Something like this (using a web server on tcp 80 and an outside interface named "outside") for example on ASA 8.3 or later:

object network my_server_NAT
 host a.b.c.100

object network my_server_REAL
 host x.x.x.10
 nat (inside,outside) static my_server_NAT

access-list outside_access_in extended permit tcp any4 object my_server_REAL eq 80

access-group outside_access_in in interface outside

Dear Marvin,

Thanks for the reply.

I am still sensing that I have to upgrade my license as I have currently used dmz, inside and outside. And so I have a feeling that I have to have access to more ports in order to use more ip-addresses.

or am I wrong?

As long as your number of inside hosts does not exceed 10 and your number of VLANs does not exceed 3, the base license will suffice.

The details on the Base vs. Security Plus license for the ASA 5505 are listed here.

Dear Marvin,

Thanks for your valuable feedback.

What I am trying to achieve is this:

I have public IP "1.1.1.1"-"1.1.1.5".

Outside is set to 1.1.1.1

I have the following zones:

inside (machines has 192.168.5.1-20)

outside (1.1.1.1)

dmz (machines has 192.168.0.1-4) (for example)

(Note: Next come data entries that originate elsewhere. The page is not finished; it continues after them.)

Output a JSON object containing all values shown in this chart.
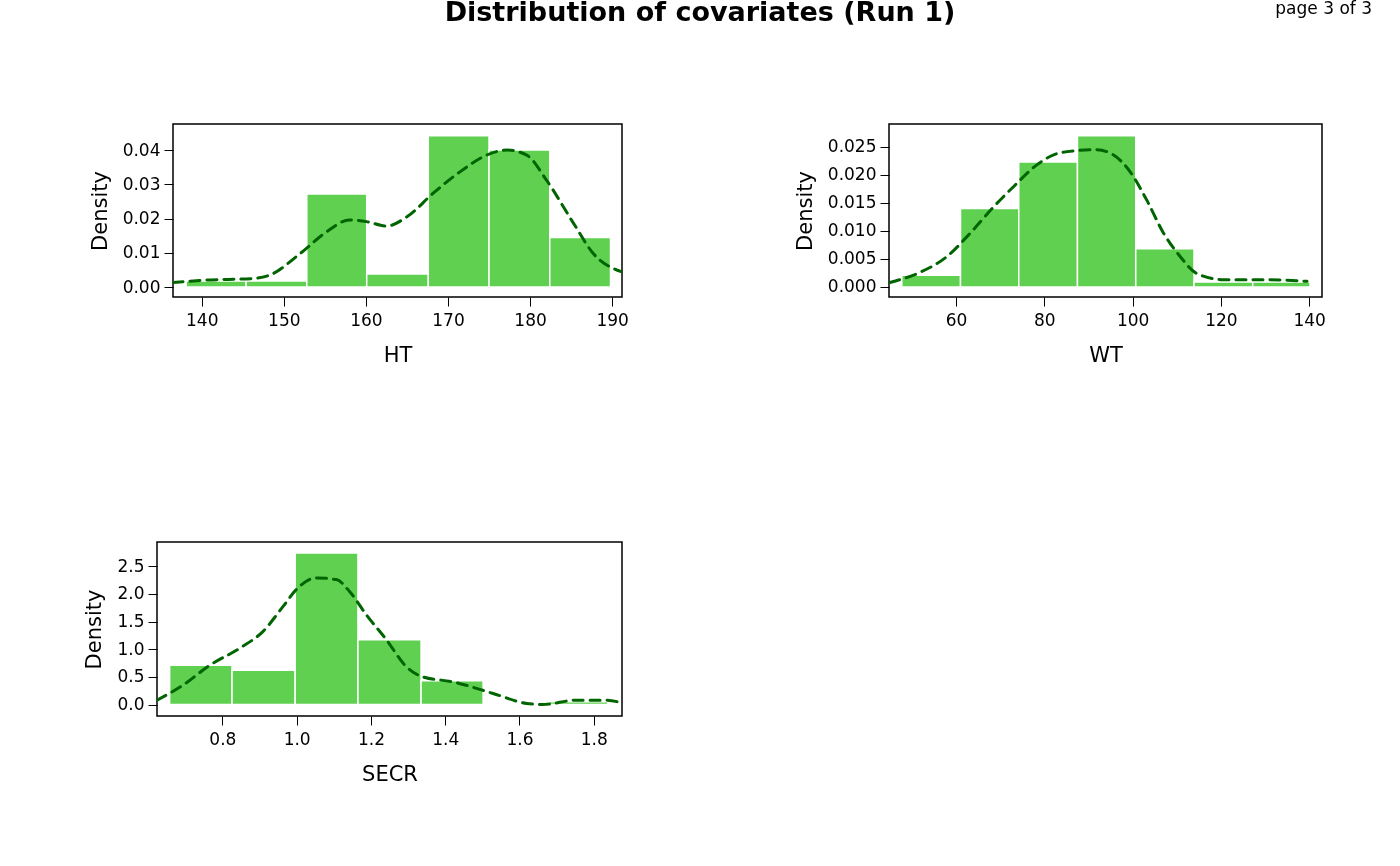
{
  "chart_data": [
    {
      "type": "histogram",
      "title": "Distribution of covariates (Run 1)",
      "annotations": [
        "page 3 of 3"
      ],
      "xlabel": "HT",
      "ylabel": "Density",
      "bins": [
        138.1,
        145.4,
        152.8,
        160.1,
        167.6,
        175.0,
        182.4,
        189.8
      ],
      "values": [
        0.0018,
        0.0018,
        0.0272,
        0.0038,
        0.0442,
        0.04,
        0.0145
      ],
      "color": "#5fd050",
      "series": [
        {
          "type": "line",
          "color": "#006400",
          "line_style": "dashed",
          "x": [
            136.5,
            140.2,
            146.3,
            148.3,
            152.0,
            155.2,
            158.0,
            160.1,
            162.5,
            165.0,
            168.2,
            171.5,
            174.7,
            177.2,
            179.6,
            182.0,
            185.3,
            187.7,
            191.1
          ],
          "values": [
            0.0013,
            0.002,
            0.0025,
            0.0035,
            0.0098,
            0.0161,
            0.0196,
            0.0191,
            0.0178,
            0.0205,
            0.0274,
            0.0337,
            0.0385,
            0.04,
            0.0385,
            0.0312,
            0.0186,
            0.0098,
            0.0045
          ]
        }
      ],
      "xlim": [
        136.5,
        191.2
      ],
      "ylim": [
        -0.0029,
        0.0476
      ],
      "xticks": [
        140,
        150,
        160,
        170,
        180,
        190
      ],
      "yticks": [
        {
          "value": 0,
          "label": "0.00"
        },
        {
          "value": 0.01,
          "label": "0.01"
        },
        {
          "value": 0.02,
          "label": "0.02"
        },
        {
          "value": 0.03,
          "label": "0.03"
        },
        {
          "value": 0.04,
          "label": "0.04"
        }
      ],
      "grid": false
    },
    {
      "type": "histogram",
      "xlabel": "WT",
      "ylabel": "Density",
      "bins": [
        47.7,
        61.0,
        74.2,
        87.5,
        100.7,
        113.9,
        127.2,
        140.2
      ],
      "values": [
        0.0021,
        0.014,
        0.0223,
        0.027,
        0.0068,
        0.0009,
        0.0009
      ],
      "color": "#5fd050",
      "series": [
        {
          "type": "line",
          "color": "#006400",
          "line_style": "dashed",
          "x": [
            45.0,
            51.8,
            57.9,
            63.2,
            68.5,
            73.0,
            78.3,
            82.1,
            86.6,
            91.9,
            95.6,
            99.4,
            103.2,
            107.0,
            110.8,
            114.5,
            120.6,
            129.6,
            139.5
          ],
          "values": [
            0.0008,
            0.0026,
            0.0054,
            0.0096,
            0.0143,
            0.0179,
            0.0218,
            0.0236,
            0.0243,
            0.0245,
            0.0236,
            0.0206,
            0.0155,
            0.0096,
            0.0054,
            0.0024,
            0.0013,
            0.0013,
            0.001
          ]
        }
      ],
      "xlim": [
        44.8,
        142.9
      ],
      "ylim": [
        -0.0018,
        0.0291
      ],
      "xticks": [
        60,
        80,
        100,
        120,
        140
      ],
      "yticks": [
        {
          "value": 0,
          "label": "0.000"
        },
        {
          "value": 0.005,
          "label": "0.005"
        },
        {
          "value": 0.01,
          "label": "0.010"
        },
        {
          "value": 0.015,
          "label": "0.015"
        },
        {
          "value": 0.02,
          "label": "0.020"
        },
        {
          "value": 0.025,
          "label": "0.025"
        }
      ],
      "grid": false
    },
    {
      "type": "histogram",
      "xlabel": "SECR",
      "ylabel": "Density",
      "bins": [
        0.658,
        0.826,
        0.996,
        1.165,
        1.335,
        1.502,
        1.67,
        1.838
      ],
      "values": [
        0.71,
        0.62,
        2.74,
        1.17,
        0.43,
        0,
        0.05
      ],
      "color": "#5fd050",
      "series": [
        {
          "type": "line",
          "color": "#006400",
          "line_style": "dashed",
          "x": [
            0.624,
            0.694,
            0.766,
            0.847,
            0.909,
            0.963,
            0.999,
            1.053,
            1.107,
            1.143,
            1.188,
            1.242,
            1.296,
            1.34,
            1.421,
            1.529,
            1.619,
            1.663,
            1.753,
            1.834,
            1.876
          ],
          "values": [
            0.08,
            0.35,
            0.71,
            1.02,
            1.32,
            1.77,
            2.08,
            2.29,
            2.26,
            2.04,
            1.62,
            1.17,
            0.68,
            0.5,
            0.41,
            0.2,
            0.02,
            0.0,
            0.08,
            0.08,
            0.03
          ]
        }
      ],
      "xlim": [
        0.624,
        1.876
      ],
      "ylim": [
        -0.207,
        2.94
      ],
      "xticks": [
        0.8,
        {
          "value": 1,
          "label": "1.0"
        },
        1.2,
        1.4,
        1.6,
        1.8
      ],
      "yticks": [
        {
          "value": 0,
          "label": "0.0"
        },
        {
          "value": 0.5,
          "label": "0.5"
        },
        {
          "value": 1,
          "label": "1.0"
        },
        {
          "value": 1.5,
          "label": "1.5"
        },
        {
          "value": 2,
          "label": "2.0"
        },
        {
          "value": 2.5,
          "label": "2.5"
        }
      ],
      "grid": false
    }
  ]
}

in the dmz I'd like to have a:

development webserver (let's call that 192.168.0.50) where I also need ftp and a few other services running (and being able to access these)

a development/production ftp-backup-server (let's just call that server 192.168.0.51) for some remote users to put files which I don't want to have on a production web-server.

a git-server (192.168.0.52) for putting source code in a remote repository

In some places I have read that this is what I am supposed to do:

object network dmz-webserver

host 192.168.0.50

nat (dmz,outside) static 1.1.1.2

object network dmz-ftpserver

host 192.168.0.51

nat (dmz,outside) static 1.1.1.3

object network dmz-gitserver

host 192.168.0.52

nat (dmz,outside) static 1.1.1.4

But when I do that, I still cannot access any of these servers remote. So something isn't that correct.

Or am I not doing this correctly?

 

Your NAT rules look OK.

You also need to create an access-list for the allowed services and apply it via the access-group command to the outside interface.

After you do that you can always check your logic with packet-tracer. e.g.:

packet-tracer input outside tcp 8.8.8.8 1025 1.1.1.2 80

(for your DMZ webserver here). If you've missed something. packet-tracer will give you a good idea what is missing.

Note that it appears you have upwards of 20 hosts on the inside and at least 3 in the DMZ. That would exceed the base license limitation of 10.